I contemplated just making random chit-chat, wasting time, until Raul came back, but, perhaps as a forewarning, a thought suddenly rushed into my mind. I had a responsibility to give everyone the chance to believe what I already knew was the truth. I had something important I wanted to share, so, I needed to share it… with everyone. So, I sucked it up and began verifying all the requisite missionary things. Rodolfo was very educated; he had a way of speaking more refined than the majority of Paraguayans.  He had recently moved from San Lorenzo to live with his grandson. He was long divorced, but was still working, even though he was 62 years old.  I got to verifying what he knew about the church. That’s when I heard the dreaded words: “I already know everything about your church.”

Feelings of doubt and depression hit me once again. I thought, “Just another angry catholic that thinks he knows everything and that all is well.  Eat drink and be merry for tomorrow we die.”  He continued talking but I had lost interest and stopped paying attention. According to what Rickford later told me, he had fallen asleep right around this moment. He then continued to ask if he could see one of “our books,” because there was a part in it that he didn’t quite understand.  Understanding what he meant, I then opened up my backpack and pulled out a fresh new copy of “The Book of Mormon.”  I passed the crisp, clean book to Rodolfo, who then began to turn the white pages one by one with his stained fingers.  He told me the part he was looking for, “had something to do with witnesses.”  Naturally, I assumed he meant the testimony of the three witnesses of the Book of Mormon located near the beginning of the book. Seeing as no one ever really read much further beyond that point anyway. I showed him what I thought he was looking for, but he assured me it was closer to the end of the book.  As he went back to meticulously turning the pages one by one, with his darkened fingers, I turned my head to look at Rickford.  He sat in a wire-woven chair with his head down. He almost appeared to be sleeping.

After a little while, Rodolfo exclaimed that he had found the part he was looking for.  He then began to read the first two verses of the eleventh chapter of the third book of Nephi.  He explained to me that he could not understand this part of the book.  Suddenly a light flashed into my mind that illuminated the path I should take to share the truth of the message. This chapter was especially meaningful to me because it was this very chapter that helped my Mom to decide to be baptized after being an active member in the Catholic Church for twenty years.  For that reason, I had studied the chapter many times and had outlined a way to teach all the principles of the first missionary lesson, using only that chapter.  We began to read each verse of the chapter back and forth, both of us analyzing what there was to be learned.  As we progressed, Rodolfo’s interest and understanding grew more and more.  At this point, Rickford had awoken and joined in the teaching.  We continued sharing our faith and arrived to the first vision of Joseph Smith.  In that moment, I saw a light of understanding in Rodolfo’s eyes.  I wanted him to be sure.  We finished explaining how the Book of Mormon is the tangible evidence that Joseph Smith was indeed a prophet of God.  l asked him to read in the final chapter of the Book of Mormon, Moroni chapter ten, verses three to five, to invite him to ask God for himself it these things were not true.  After the last words slipped from his mouth “…by the power of the Holy Ghost, ye may know the truth of all things” we guarded silence for a moment, and then I heard a question that I had never heard before or since.  “…Can I ask right now?” 

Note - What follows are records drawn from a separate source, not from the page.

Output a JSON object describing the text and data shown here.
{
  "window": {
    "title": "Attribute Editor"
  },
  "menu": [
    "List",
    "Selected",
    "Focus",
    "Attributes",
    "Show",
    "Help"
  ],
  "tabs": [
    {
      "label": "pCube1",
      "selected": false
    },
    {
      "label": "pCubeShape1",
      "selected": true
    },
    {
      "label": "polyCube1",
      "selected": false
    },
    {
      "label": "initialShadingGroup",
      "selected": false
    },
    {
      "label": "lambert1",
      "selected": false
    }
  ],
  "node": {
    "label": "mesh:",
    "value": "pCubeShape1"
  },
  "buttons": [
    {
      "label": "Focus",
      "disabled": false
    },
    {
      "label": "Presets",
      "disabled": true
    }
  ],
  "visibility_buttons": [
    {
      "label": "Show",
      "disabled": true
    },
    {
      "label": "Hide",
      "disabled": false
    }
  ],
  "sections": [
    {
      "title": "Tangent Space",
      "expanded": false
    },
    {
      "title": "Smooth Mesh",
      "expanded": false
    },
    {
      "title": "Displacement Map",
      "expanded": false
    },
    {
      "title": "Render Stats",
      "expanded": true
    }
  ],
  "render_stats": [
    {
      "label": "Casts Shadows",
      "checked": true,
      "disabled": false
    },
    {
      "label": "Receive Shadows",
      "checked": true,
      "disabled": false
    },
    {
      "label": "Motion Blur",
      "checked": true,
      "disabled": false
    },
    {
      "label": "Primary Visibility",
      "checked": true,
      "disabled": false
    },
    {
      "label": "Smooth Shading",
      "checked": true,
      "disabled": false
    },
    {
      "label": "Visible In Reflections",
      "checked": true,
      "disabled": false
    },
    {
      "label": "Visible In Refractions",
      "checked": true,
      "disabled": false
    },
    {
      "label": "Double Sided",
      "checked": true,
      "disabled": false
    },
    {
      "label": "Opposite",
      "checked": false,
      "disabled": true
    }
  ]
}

I was surprised for a moment but as soon as I could I blurted “Yes!”  I was taken back because I had never even expected a question like that. I knew he would receive an answer because he showed sufficient faith just by asking the question he asked. He showed complete faith. He knew his petition would be answered.  Rickford and I both boldly stated that we knew he would receive an answer. We didn’t doubt, even though it was possibly the worst environment to pray.  Full of distractions and noises coming from passing motorcycles, drunk men yelling in the next room, and children urinating on bushes while screaming. The air was suffocated with smoke and all other kinds of Paraguayan smells.  But, without fear, without worry, Rodolfo bowed his head and stretched his hands above his lap with his palms facing the heavens and let these words slip from his mouth: “Eternal Father, in the name of Christ, I ask thee to manifest unto me the truthfulness of these things…”  When those words were spoken we were pounded with an indescribable feeling of peace.  Despite all the distractions I couldn’t hear anything other than the words of Rodolfo’s prayer.  We were suffocated with the silence of the spirit. His answer descended so strongly that we also felt it.  The feelings are impossible to completely describe with words, but it sufficeth to know that the power of the Holy Spirit was manifested in that moment, and the three present cannot deny it.

His prayer continued, “I thank thee for sending me these your servants, and please bless them with success in sharing thy word…Amen.”  A simple prayer. As we lifted our gaze, I cast my eyes up towards Rodolfo’s. His eyes were wandering off into the distance as if he didn’t quite know what had happened.  He began to try to express what it was he was feeling, but he was stumbling over his words.  We interjected and told him that God had answered his prayer.  He was silenced, out of words.  And suddenly tears began to fall from his eyes.

He had recognized his answer. He uttered with tears in his eyes, “I know… I felt it…I felt!...”  He then explained that the only other time in his life he had felt that way. Years earlier, when he had set foot in the Asunción Paraguay Temple during an open house or tour for the public, he was overwhelmed with the feelings that he had experienced as he prayed. He then said to us, “I want you in my baptism.”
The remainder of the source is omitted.